A Revocable Living Trust is the most effective way for your family to avoid probate after your death. You can place all of your holdings into your trust, and during your life you will be the trustee. At your death, your trust will pass to your chosen heirs. This document, when properly maintained, allows all property included in it to skip the lengthy process of probate.
Did you know that you can make your banking and retirement accounts “payable on death”? Payable-on-death designations on your banking accounts allow you to designate a beneficiary to receive that particular asset. This allows your money to go straight to your loved ones without passing through the court system.

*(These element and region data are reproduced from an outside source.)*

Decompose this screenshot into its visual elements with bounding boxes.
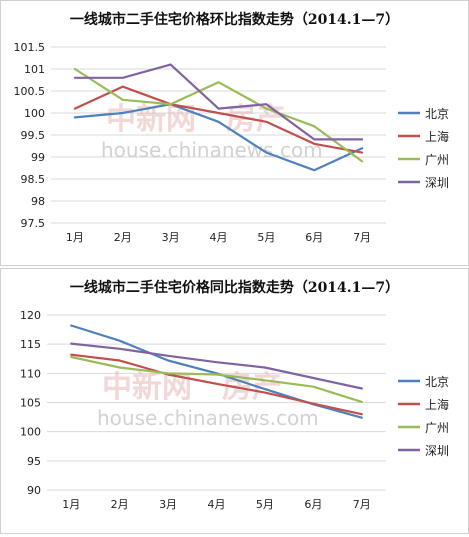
y-tick-label: 95 [27,455,41,468]
legend-label: 深圳 [425,176,449,190]
y-tick-label: 90 [27,484,41,497]
y-tick-label: 101 [24,63,45,76]
x-tick-label: 7月 [353,498,371,511]
x-tick-label: 6月 [304,498,322,511]
y-tick-label: 100 [20,426,41,439]
y-tick-label: 100 [24,107,45,120]
series-line-广州 [73,67,364,163]
series-line-上海 [70,353,363,416]
chart-title: 一线城市二手住宅价格环比指数走势（2014.1—7） [69,12,400,28]
watermark-text: house.chinanews.com [97,406,319,430]
x-tick-label: 1月 [62,498,80,511]
y-tick-label: 99.5 [21,129,46,142]
x-tick-label: 4月 [210,231,228,244]
watermark-text: house.chinanews.com [101,138,323,162]
y-tick-label: 98 [31,195,45,208]
y-tick-label: 110 [20,367,41,380]
x-tick-label: 3月 [162,231,180,244]
chart-title: 一线城市二手住宅价格同比指数走势（2014.1—7） [69,280,400,296]
series-line-广州 [70,355,363,403]
x-tick-label: 6月 [305,231,323,244]
x-tick-label: 1月 [66,231,84,244]
legend-label: 北京 [425,375,449,389]
series-line-上海 [73,85,364,154]
legend-label: 广州 [425,421,449,435]
x-tick-label: 3月 [159,498,177,511]
x-tick-label: 2月 [114,231,132,244]
series-line-北京 [73,103,364,172]
y-tick-label: 99 [31,151,45,164]
yoy-chart-panel: 一线城市二手住宅价格同比指数走势（2014.1—7） 120 115 110 105 1… [0,268,469,534]
y-tick-label: 100.5 [14,85,46,98]
series-line-深圳 [70,342,363,390]
x-tick-label: 2月 [111,498,129,511]
x-tick-label: 7月 [353,231,371,244]
x-tick-label: 5月 [256,498,274,511]
y-tick-label: 98.5 [21,173,46,186]
series-line-深圳 [73,63,364,141]
y-tick-label: 97.5 [21,217,46,230]
y-tick-label: 120 [20,309,41,322]
legend-label: 上海 [425,129,449,144]
x-tick-label: 4月 [208,498,226,511]
y-tick-label: 115 [20,338,41,351]
y-tick-label: 101.5 [14,41,46,54]
y-tick-label: 105 [20,397,41,410]
x-tick-label: 5月 [257,231,275,244]
mom-chart-panel: 一线城市二手住宅价格环比指数走势（2014.1—7） 101.5 101 100.5… [0,0,469,266]
watermark-text: 中新网 [102,370,192,405]
legend-label: 北京 [425,107,449,121]
legend-label: 上海 [425,397,449,412]
legend-label: 广州 [425,153,449,167]
legend-label: 深圳 [425,444,449,458]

Depending on how joint property is documented, the remaining property owner may be able to evade probate at the death of the other owner. Joint tenancy with rights of survivorship is one way to allow a piece of property to pass straight to the surviving property owner. Tenancy by the entirety is a version of survivorship joint tenancy for married couples or in some states for same-sex couples. Both of these options may be used in common law states. In community property states, the designation of community property with the right of survivorship is used to skirt probate.
Gifting pieces of your estate during your lifetime is another way to pass it to your heirs without probate and also to help your loved ones avoid hefty taxes. You can gift up to a certain amount of your property to your family members each year – $13,000 in 2010 – without them having to pay taxes on it. When they already own the property at the time of your death, it cannot be included in the probate process or your estate taxes.